Consumer confidence advanced for the fourth week, reaching a six-month high as Americans working part-time grew more upbeat than at any time since before the last recession.

The Bloomberg Consumer Comfort Index rose to 45.2 in the period ended Oct. 11 from 44.8. The measure is up 5 points over the past four weeks, the largest increase for any comparable period since May 2009.

Brighter consumer attitudes coincided with rebounding stock prices, including a rally last week in the Standard & Poor’s 500 Index that was the strongest since December. A measure of Americans’ sentiment about their finances climbed to the second-highest level since October 2007.

The personal finances gauge advanced to 60.5 from 59.3 the week prior.
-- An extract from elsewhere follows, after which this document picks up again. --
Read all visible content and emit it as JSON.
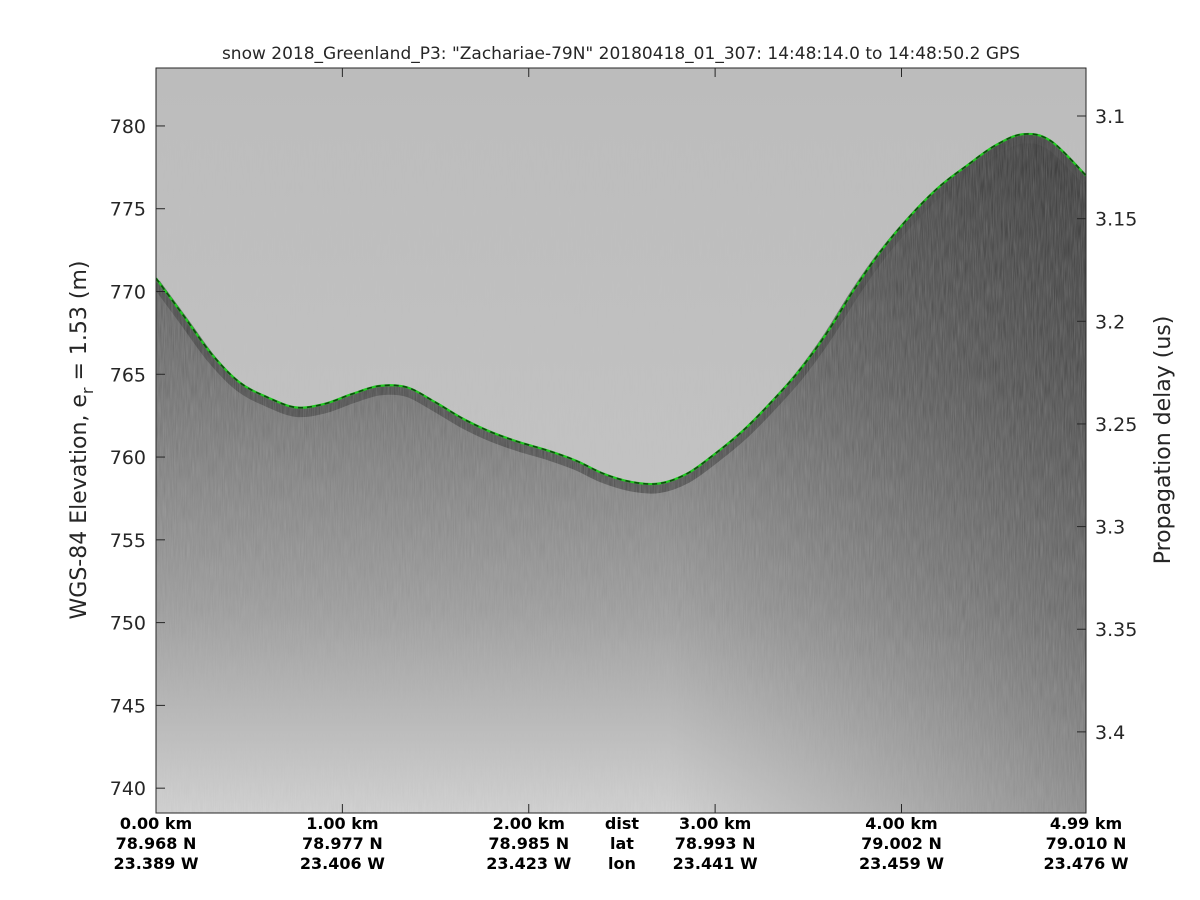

The Bloomberg buying-climate index, which measures whether consumers think it is a good time to purchase goods and services, was little changed at 39.5 after 39.6. The index was up 4.7 points in the previous three weeks.

Americans were slightly more sanguine about the economy, with the gauge improving to 35.6, the highest since early May, from 35.4.

Part-time Workers

Sentiment among part-time workers was the highest since March 2007 and exceeded that of full-time workers for the first time since July 2012. The index has soared 18.4 points in the last month, the biggest such advance since records began in 1990.

“The number of part-time workers who can’t find full-time jobs has decreased steadily since May to its lowest since August 2008," Gary Langer, president of the New York-based Langer Research Associates, which conducts the survey for Bloomberg, said in a statement. “Part-time workers may also be encouraged by greater availability of health-care benefits and increased minimum wages."

Thursday’s report also showed the comfort index among renters climbed to the highest since May 2007. This may be a product of the increased optimism of part-time workers, who are more likely to rent than own.